It was early October, the heavy blanket of heat and humidity that plagues Atlanta’s summer was slowly lifting, bringing in cooling Atlantic winds. I felt on top of the world I had created for myself. I sipped coffee and directed foot traffic. The entirety of Peachtree was closed to insure the safe transport of ”Le Tibre,” a giant Grecian sculpture first discovered in 1512. The sculpture was hidden in a giant white truck with police escorts. Media was everywhere, trying to catch a glimpse before the unveiling. I felt like I was waiting at the gates to great the president, or the pope. People bustled around, talking in code on walkie talkies. I just stood their in awe at the moment.
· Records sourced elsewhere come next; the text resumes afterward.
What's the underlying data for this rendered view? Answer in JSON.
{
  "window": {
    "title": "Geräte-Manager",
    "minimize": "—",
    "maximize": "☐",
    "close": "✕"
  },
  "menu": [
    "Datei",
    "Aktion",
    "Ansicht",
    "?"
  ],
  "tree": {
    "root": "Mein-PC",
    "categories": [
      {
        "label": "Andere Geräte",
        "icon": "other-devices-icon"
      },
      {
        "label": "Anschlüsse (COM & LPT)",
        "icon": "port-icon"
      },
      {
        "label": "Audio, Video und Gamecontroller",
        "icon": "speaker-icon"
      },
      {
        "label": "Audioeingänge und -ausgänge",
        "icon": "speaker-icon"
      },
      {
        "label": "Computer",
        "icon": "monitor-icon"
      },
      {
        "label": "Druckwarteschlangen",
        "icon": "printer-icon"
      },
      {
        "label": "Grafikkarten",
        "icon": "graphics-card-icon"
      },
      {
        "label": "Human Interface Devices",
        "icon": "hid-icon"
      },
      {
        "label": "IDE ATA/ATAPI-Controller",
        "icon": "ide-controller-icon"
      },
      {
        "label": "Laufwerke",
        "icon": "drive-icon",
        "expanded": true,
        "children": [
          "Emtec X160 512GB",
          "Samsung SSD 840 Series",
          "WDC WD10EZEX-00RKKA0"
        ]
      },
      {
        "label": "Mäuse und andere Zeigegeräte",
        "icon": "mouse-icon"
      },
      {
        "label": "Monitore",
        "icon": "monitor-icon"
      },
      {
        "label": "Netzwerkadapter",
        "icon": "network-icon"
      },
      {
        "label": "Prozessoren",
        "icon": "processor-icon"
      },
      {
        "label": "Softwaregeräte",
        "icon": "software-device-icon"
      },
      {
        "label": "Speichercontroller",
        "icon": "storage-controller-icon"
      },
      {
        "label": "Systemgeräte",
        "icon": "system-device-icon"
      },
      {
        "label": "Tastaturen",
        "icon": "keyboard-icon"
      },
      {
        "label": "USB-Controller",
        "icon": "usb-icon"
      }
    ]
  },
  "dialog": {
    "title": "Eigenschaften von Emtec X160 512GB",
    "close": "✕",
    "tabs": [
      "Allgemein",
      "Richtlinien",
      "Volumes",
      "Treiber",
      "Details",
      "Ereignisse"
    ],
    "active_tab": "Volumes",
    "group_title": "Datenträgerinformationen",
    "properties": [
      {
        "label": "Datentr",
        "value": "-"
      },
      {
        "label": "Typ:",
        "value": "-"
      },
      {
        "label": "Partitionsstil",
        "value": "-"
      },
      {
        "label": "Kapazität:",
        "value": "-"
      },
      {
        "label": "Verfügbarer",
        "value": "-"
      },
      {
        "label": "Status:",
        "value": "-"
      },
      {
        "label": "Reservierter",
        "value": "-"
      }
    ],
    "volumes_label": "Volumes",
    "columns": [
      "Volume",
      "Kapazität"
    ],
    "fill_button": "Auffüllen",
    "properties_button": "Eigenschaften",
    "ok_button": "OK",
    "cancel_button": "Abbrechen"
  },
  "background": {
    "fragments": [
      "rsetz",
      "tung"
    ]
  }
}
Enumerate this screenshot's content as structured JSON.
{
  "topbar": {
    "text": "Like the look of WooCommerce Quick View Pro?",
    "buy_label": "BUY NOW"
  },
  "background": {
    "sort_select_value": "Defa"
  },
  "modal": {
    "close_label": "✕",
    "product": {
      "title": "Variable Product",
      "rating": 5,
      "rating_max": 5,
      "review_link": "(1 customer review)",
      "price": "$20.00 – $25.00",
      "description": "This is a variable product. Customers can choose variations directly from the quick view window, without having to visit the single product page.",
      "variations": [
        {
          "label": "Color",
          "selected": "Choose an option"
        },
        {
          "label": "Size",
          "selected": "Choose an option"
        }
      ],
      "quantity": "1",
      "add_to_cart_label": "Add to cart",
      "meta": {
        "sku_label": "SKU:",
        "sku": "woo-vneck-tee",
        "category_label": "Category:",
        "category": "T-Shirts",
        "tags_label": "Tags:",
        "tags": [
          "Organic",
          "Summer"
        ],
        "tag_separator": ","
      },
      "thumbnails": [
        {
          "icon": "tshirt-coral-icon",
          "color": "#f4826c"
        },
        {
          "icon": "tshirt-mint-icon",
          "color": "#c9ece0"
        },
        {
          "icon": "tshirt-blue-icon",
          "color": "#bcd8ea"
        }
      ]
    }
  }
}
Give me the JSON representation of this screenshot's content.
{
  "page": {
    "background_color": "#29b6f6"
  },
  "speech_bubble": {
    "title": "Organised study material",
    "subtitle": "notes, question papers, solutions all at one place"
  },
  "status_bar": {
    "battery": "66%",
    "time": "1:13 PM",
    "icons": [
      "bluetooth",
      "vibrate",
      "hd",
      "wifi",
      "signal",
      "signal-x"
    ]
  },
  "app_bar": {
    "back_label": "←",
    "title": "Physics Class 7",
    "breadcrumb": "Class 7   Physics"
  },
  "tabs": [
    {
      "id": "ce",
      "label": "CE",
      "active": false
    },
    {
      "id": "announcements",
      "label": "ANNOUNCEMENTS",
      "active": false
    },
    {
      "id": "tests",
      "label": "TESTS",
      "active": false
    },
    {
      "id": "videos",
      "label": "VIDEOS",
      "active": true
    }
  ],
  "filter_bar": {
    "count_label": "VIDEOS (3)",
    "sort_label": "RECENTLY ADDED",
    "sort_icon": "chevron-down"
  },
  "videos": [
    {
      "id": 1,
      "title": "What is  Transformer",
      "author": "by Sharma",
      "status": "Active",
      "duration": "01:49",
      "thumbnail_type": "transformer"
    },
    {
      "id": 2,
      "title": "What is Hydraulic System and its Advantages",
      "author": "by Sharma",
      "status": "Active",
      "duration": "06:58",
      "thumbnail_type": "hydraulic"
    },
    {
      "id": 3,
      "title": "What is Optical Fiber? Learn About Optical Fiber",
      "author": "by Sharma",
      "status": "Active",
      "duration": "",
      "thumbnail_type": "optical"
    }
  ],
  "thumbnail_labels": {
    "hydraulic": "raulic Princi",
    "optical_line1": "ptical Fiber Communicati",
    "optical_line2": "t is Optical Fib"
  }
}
I never crossed the Mississippi river but once, and today I didn’t have to travel at all, The Louvre was coming to me.
Behind me stood a clean white building designed by Renso Piano. The building itself was sculpture. Inside paintings and antiques were being carefully arranged in preparation for our upcoming opening. I almost felt guilty-disrespectful, leaning on the pavilion. I wore a black cardigan with The High embroidered on it in red. My security clearance badge clicked and clacked against the building.
Men bigger than houses hoisted up the wooded box labeled ’fragiles’. With careful crowbars the men stripped the boxes of nails leaving the ply wood to fall to the canvass protected marble floor with a thud. And there it was. Le Tibre. Moved only twice since its discovery almost 500 years prior, history is starring at me, like it has nobody else in the United States. I had never felt so small and so big all at once.
I remember every breath of that morning. It was the day my dreams came true.